Mimetic Methods for Lagrangian Relaxation of Magnetic Fields

TL;DR

This paper introduces a GPU-accelerated mimetic numerical scheme for magnetic field relaxation to force-free states, preserving magnetic flux and topology with higher accuracy than traditional methods.

Contribution

The authors develop a novel mimetic Lagrangian relaxation method that improves accuracy and computational speed for simulating force-free magnetic fields.

Findings

Higher accuracy in approximating force-free states.

Enhanced computational speed using GPU implementation.

Strict preservation of magnetic flux and topology.

Abstract

We present a new code that performs a relaxation of a magnetic field towards a force-free state (Beltrami field) using a Lagrangian numerical scheme. Beltrami fields are of interest for the dynamics of many technical and astrophysical plasmas as they are the lowest energy states that the magnetic field can reach.

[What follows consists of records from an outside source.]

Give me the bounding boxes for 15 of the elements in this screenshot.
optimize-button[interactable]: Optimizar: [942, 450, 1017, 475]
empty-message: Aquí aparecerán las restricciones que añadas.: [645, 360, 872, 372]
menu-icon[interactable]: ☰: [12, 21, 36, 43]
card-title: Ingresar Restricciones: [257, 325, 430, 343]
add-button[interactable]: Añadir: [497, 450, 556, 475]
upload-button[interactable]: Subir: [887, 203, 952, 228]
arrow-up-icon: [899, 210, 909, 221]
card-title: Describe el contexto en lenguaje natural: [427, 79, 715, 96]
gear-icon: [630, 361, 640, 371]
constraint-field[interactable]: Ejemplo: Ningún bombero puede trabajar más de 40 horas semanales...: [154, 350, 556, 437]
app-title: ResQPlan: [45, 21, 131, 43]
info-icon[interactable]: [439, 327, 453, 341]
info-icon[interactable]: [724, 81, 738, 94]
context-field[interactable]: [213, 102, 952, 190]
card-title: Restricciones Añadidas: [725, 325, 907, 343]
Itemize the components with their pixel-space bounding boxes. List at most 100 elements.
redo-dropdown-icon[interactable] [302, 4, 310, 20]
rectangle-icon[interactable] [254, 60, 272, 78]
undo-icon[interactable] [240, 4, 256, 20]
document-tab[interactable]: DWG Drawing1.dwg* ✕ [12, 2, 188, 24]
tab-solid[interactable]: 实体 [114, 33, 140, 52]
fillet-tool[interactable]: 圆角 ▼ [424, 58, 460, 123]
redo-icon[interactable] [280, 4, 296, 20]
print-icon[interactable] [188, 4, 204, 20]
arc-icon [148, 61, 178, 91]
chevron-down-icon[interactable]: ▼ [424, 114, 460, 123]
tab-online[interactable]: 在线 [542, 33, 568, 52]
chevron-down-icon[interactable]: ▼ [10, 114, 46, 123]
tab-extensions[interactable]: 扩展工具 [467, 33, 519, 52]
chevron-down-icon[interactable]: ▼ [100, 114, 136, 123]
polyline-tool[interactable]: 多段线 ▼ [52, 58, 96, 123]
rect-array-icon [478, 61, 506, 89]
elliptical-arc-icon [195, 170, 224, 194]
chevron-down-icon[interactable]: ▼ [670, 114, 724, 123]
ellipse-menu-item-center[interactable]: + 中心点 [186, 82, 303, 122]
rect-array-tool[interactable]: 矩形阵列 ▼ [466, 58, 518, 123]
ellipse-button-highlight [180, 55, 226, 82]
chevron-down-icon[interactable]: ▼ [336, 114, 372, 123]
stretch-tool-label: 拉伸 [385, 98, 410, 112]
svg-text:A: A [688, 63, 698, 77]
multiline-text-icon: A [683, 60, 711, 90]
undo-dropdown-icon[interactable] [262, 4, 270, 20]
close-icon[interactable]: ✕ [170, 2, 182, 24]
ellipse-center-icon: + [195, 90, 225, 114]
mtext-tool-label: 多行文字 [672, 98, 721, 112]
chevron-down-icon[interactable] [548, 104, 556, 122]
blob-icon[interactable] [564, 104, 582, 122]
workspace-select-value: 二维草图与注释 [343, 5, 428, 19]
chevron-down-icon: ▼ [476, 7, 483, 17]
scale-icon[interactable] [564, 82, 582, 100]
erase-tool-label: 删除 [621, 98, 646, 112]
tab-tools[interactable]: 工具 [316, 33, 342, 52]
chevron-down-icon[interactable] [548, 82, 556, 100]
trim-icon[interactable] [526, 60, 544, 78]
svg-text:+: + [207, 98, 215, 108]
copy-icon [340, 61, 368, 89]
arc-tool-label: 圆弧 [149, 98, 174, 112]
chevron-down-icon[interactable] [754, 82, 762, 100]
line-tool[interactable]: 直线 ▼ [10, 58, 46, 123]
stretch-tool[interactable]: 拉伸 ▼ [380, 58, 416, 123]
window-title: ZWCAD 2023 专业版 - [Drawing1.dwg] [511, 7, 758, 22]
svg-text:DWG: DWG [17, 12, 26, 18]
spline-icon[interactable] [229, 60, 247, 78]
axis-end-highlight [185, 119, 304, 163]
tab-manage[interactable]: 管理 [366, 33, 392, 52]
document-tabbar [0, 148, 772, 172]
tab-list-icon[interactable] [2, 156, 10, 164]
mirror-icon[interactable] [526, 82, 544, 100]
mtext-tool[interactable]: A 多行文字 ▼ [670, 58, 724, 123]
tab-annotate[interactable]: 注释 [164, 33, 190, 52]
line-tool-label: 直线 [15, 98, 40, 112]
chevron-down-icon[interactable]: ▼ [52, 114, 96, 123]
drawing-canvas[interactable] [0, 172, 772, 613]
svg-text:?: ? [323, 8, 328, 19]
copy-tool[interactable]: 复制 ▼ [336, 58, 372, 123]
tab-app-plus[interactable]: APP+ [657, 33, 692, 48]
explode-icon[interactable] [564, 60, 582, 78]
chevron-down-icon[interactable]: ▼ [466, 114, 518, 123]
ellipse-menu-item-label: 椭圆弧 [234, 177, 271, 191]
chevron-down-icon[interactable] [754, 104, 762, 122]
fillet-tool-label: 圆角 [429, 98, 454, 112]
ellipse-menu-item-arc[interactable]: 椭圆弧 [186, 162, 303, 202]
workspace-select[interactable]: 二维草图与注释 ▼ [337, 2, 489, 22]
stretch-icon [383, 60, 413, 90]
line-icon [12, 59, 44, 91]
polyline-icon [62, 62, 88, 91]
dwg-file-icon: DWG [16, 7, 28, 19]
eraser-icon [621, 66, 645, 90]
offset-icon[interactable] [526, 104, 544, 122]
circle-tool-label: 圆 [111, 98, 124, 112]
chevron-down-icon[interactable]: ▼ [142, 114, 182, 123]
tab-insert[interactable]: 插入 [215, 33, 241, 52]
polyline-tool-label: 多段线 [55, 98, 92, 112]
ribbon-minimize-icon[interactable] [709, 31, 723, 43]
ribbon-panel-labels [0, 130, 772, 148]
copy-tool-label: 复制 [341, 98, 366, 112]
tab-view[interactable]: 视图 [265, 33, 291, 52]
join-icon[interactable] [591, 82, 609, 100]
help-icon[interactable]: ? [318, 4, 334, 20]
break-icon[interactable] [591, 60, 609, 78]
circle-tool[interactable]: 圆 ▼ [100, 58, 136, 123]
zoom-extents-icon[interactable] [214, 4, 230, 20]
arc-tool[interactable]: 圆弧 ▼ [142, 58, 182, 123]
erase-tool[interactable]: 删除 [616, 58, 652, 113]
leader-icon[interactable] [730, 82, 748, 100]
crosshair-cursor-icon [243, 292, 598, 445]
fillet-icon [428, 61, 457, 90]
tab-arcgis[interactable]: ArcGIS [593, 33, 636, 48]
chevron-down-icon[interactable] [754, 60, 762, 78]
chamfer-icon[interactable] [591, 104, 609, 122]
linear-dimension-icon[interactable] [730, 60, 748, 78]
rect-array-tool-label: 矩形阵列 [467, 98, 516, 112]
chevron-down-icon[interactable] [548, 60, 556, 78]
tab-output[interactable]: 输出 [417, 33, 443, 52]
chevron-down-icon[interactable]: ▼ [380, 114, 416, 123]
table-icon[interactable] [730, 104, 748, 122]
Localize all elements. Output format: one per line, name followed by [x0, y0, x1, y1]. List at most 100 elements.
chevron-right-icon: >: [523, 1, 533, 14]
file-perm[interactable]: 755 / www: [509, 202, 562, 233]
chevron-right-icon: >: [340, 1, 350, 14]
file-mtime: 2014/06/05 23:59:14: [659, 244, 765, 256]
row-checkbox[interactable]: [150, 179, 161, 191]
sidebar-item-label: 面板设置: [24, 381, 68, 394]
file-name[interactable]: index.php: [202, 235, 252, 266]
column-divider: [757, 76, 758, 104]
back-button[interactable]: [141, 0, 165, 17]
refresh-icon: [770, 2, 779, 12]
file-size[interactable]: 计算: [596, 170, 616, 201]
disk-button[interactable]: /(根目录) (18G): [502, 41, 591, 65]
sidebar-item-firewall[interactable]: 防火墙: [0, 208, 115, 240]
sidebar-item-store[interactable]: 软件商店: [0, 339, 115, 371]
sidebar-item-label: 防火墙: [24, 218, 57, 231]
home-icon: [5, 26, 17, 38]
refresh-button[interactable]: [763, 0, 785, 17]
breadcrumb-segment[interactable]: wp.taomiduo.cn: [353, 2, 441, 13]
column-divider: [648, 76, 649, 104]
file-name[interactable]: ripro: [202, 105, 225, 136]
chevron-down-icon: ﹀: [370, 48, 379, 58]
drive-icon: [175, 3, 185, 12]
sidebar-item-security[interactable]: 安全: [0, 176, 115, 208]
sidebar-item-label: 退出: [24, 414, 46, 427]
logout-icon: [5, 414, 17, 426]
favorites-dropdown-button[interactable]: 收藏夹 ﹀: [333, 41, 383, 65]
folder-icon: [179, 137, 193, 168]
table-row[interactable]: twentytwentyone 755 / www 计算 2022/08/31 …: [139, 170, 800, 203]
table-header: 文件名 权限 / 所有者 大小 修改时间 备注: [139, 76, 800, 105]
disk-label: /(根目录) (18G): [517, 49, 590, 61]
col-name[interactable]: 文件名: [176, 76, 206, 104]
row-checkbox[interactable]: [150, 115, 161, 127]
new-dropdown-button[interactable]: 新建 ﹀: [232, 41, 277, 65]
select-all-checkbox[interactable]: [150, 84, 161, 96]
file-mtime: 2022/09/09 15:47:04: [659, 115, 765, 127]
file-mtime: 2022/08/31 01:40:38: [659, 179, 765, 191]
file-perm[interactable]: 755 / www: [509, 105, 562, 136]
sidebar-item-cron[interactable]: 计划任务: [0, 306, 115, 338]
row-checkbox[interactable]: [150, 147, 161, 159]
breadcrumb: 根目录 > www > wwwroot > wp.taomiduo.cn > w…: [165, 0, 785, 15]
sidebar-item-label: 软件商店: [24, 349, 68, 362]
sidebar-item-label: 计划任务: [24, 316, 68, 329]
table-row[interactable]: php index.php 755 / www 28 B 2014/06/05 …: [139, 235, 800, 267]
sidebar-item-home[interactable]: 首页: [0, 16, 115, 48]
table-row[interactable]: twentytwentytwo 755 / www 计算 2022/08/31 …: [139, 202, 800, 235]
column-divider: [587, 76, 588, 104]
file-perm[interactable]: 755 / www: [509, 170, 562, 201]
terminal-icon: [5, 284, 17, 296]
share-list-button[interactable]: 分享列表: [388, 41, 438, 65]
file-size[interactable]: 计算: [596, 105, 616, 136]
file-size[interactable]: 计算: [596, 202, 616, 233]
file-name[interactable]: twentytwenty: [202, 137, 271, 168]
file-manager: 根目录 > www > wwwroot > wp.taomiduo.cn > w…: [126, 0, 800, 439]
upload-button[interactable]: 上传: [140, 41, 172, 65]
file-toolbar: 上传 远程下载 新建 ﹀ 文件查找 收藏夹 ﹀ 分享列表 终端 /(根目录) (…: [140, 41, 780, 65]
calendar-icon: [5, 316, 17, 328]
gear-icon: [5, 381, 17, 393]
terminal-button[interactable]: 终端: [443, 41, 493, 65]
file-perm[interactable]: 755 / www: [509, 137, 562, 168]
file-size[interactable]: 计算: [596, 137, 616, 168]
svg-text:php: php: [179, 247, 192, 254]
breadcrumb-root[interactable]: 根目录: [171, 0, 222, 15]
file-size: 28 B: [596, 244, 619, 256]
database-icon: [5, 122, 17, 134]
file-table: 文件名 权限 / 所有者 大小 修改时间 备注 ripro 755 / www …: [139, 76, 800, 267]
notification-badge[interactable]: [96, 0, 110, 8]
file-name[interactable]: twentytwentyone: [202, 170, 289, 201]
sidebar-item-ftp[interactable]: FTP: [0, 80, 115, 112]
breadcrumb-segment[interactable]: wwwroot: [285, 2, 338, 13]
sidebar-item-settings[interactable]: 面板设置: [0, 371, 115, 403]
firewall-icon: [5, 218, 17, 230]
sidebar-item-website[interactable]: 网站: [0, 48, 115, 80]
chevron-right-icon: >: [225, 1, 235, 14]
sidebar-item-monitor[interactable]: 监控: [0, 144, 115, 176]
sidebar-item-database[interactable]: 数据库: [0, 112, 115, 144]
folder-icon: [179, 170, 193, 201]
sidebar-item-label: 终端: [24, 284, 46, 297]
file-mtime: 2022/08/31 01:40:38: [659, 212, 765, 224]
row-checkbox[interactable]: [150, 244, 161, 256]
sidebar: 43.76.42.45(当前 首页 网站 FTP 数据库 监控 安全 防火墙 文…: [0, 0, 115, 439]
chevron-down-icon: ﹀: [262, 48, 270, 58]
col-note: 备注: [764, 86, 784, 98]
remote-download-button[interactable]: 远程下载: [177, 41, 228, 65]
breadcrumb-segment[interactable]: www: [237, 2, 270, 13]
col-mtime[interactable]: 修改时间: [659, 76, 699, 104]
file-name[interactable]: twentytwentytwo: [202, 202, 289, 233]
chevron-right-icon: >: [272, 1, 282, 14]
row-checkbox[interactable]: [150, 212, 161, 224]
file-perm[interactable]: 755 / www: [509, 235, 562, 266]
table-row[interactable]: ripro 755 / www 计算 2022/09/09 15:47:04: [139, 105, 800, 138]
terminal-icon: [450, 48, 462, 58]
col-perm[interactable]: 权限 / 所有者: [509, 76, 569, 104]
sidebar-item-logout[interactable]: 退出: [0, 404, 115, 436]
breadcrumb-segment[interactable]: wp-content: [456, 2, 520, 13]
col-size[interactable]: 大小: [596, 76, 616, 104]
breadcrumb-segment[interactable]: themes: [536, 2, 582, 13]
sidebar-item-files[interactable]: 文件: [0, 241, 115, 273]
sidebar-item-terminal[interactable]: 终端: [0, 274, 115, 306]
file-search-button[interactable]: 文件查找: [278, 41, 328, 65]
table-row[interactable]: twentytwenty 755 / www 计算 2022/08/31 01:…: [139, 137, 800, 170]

The numerical method strictly preserves the magnetic flux and the topology of magnetic field lines. In contrast to other implementations we use mimetic operators for the spatial derivatives in order to improve accuracy for high distortions of the grid. Compared with schemes using direct derivatives we find that the final state of the simulation approximates a force-free state with a significantly higher accuracy. We implement the scheme in a code which runs on graphical processing units (GPU), which leads to an enhanced computing speed compared to previous relaxation codes.